Eaton Vance Management is a subsidiary of Eaton Vance Corp. (NYSE: EV). Eaton Vance is a leading global asset manager whose history dates to 1924. With offices in North America, Europe, Asia and Australia, Eaton Vance and its affiliates managed $433.9 billion in assets as of March 31, 2018, offering individuals and institutions a broad array of investment strategies and wealth management solutions. For more information about Eaton Vance, visit eatonvance.com.
Additional Information about the Funds and the Mergers
This press release is not intended to, and does not, constitute an offer to purchase or sell shares of the Funds; nor is this press release intended to solicit a proxy from any shareholder of the Funds. The solicitation of the purchase or sale of securities or proxies to effect each merger described herein will only be made by a final, effective registration statement, which will include a definitive joint proxy statement/prospectus, after the registration statement is declared effective by the Securities and Exchange Commission (the "SEC").
This press release references registration statements, which will include joint proxy statements/prospectuses, to be filed by each Acquiring Fund.
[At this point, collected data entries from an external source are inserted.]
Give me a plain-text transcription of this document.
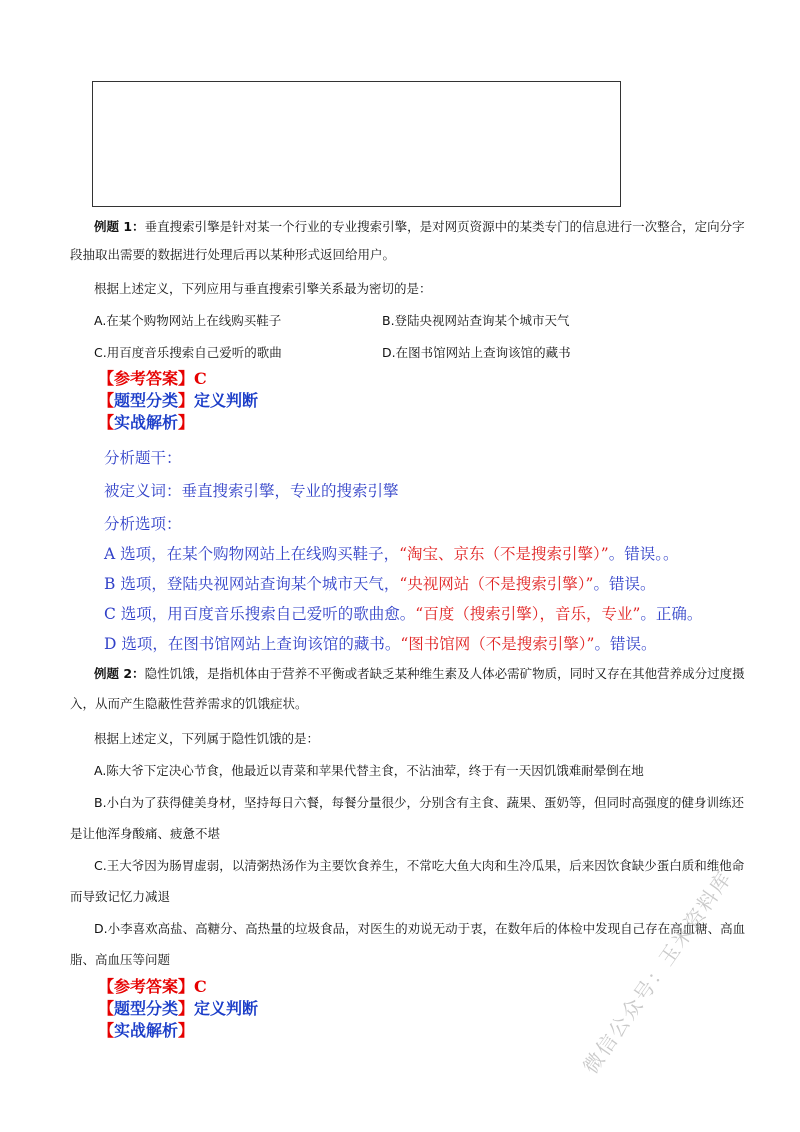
例题 1：垂直搜索引擎是针对某一个行业的专业搜索引擎，是对网页资源中的某类专门的信息进行一次整合，定向分字
段抽取出需要的数据进行处理后再以某种形式返回给用户。
根据上述定义，下列应用与垂直搜索引擎关系最为密切的是：
A.在某个购物网站上在线购买鞋子	B.登陆央视网站查询某个城市天气
C.用百度音乐搜索自己爱听的歌曲	D.在图书馆网站上查询该馆的藏书
【参考答案】C
【题型分类】定义判断
【实战解析】
分析题干：
被定义词：垂直搜索引擎，专业的搜索引擎
分析选项：
A 选项，在某个购物网站上在线购买鞋子，“淘宝、京东（不是搜索引擎）”。错误。。
B 选项，登陆央视网站查询某个城市天气，“央视网站（不是搜索引擎）”。错误。
C 选项，用百度音乐搜索自己爱听的歌曲愈。“百度（搜索引擎），音乐，专业”。正确。
D 选项，在图书馆网站上查询该馆的藏书。“图书馆网（不是搜索引擎）”。错误。
例题 2：隐性饥饿，是指机体由于营养不平衡或者缺乏某种维生素及人体必需矿物质，同时又存在其他营养成分过度摄
入，从而产生隐蔽性营养需求的饥饿症状。
根据上述定义，下列属于隐性饥饿的是：
A.陈大爷下定决心节食，他最近以青菜和苹果代替主食，不沾油荤，终于有一天因饥饿难耐晕倒在地
B.小白为了获得健美身材，坚持每日六餐，每餐分量很少，分别含有主食、蔬果、蛋奶等，但同时高强度的健身训练还
是让他浑身酸痛、疲惫不堪
C.王大爷因为肠胃虚弱，以清粥热汤作为主要饮食养生，不常吃大鱼大肉和生冷瓜果，后来因饮食缺少蛋白质和维他命
而导致记忆力减退
D.小李喜欢高盐、高糖分、高热量的垃圾食品，对医生的劝说无动于衷，在数年后的体检中发现自己存在高血糖、高血
脂、高血压等问题
【参考答案】C
【题型分类】定义判断
【实战解析】	微信公众号：玉米资料库
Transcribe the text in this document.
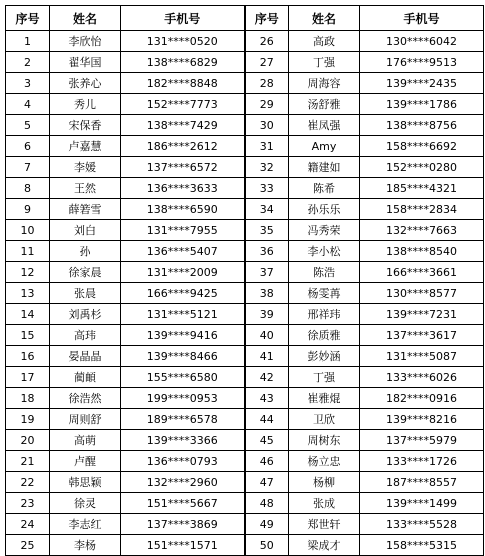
序号	姓名	手机号	序号	姓名	手机号
1	李欣怡	131****0520	26	高政	130****6042
2	翟华国	138****6829	27	丁强	176****9513
3	张养心	182****8848	28	周海容	139****2435
4	秀儿	152****7773	29	汤舒雅	139****1786
5	宋保香	138****7429	30	崔凤强	138****8756
6	卢嘉慧	186****2612	31	Amy	158****6692
7	李媛	137****6572	32	籍建如	152****0280
8	王然	136****3633	33	陈希	185****4321
9	薛箬雪	138****6590	34	孙乐乐	158****2834
10	刘白	131****7955	35	冯秀荣	132****7663
11	孙	136****5407	36	李小松	138****8540
12	徐家晨	131****2009	37	陈浩	166****3661
13	张晨	166****9425	38	杨雯苒	130****8577
14	刘禹杉	131****5121	39	邢祥玮	139****7231
15	高玮	139****9416	40	徐质雅	137****3617
16	晏晶晶	139****8466	41	彭妙涵	131****5087
17	蔺頔	155****6580	42	丁强	133****6026
18	徐浩然	199****0953	43	崔雅焜	182****0916
19	周则舒	189****6578	44	卫欣	139****8216
20	高萌	139****3366	45	周树东	137****5979
21	卢醒	136****0793	46	杨立忠	133****1726
22	韩思颖	132****2960	47	杨柳	187****8557
23	徐灵	151****5667	48	张成	139****1499
24	李志红	137****3869	49	郑世轩	133****5528
25	李杨	151****1571	50	梁成才	158****5315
These registration statements have yet to be filed with the SEC. After the registration statements are filed with the SEC, each may be amended or withdrawn. The joint proxy statements/prospectuses will not be distributed to shareholders of the Acquired Funds unless and until the applicable registration statement is declared effective by the SEC.
The Funds and their trustees and officers, Eaton Vance Management and its officers and employees, and other persons may be deemed to be participants in the solicitation of proxies with respect to the mergers described herein. Investors and shareholders may obtain more detailed information regarding the direct and indirect interests of a Fund's trustees and officers, Eaton Vance Management and its officers and employees, and other persons by reading the joint proxy statement/prospectus relating to the applicable merger when it is filed with the SEC.
Investors and shareholders are urged to read the applicable joint proxy statement/prospectus and any other relevant documents when they become available because they will contain important information about the proposed mergers. After they are filed, copies of the joint proxy statements/prospectuses will be available on the SEC's website at www.sec.gov.
Fund shares are subject to investment risk, including possible loss of principal invested. No Fund is a complete investment program and you may lose money investing in a Fund. An investment in a Fund may not be appropriate for all investors. Additional information about the Funds, including performance and portfolio characteristic information, is available at www.eatonvance.com.
Statements in this press release that are not historical facts are forward-looking statements as defined by the United States securities laws. You should exercise caution in interpreting and relying on forward-looking statements because they are subject to uncertainties and other factors which are, in some cases, beyond a Fund's control and could cause actual results to differ materially from those set forth in the forward-looking statements.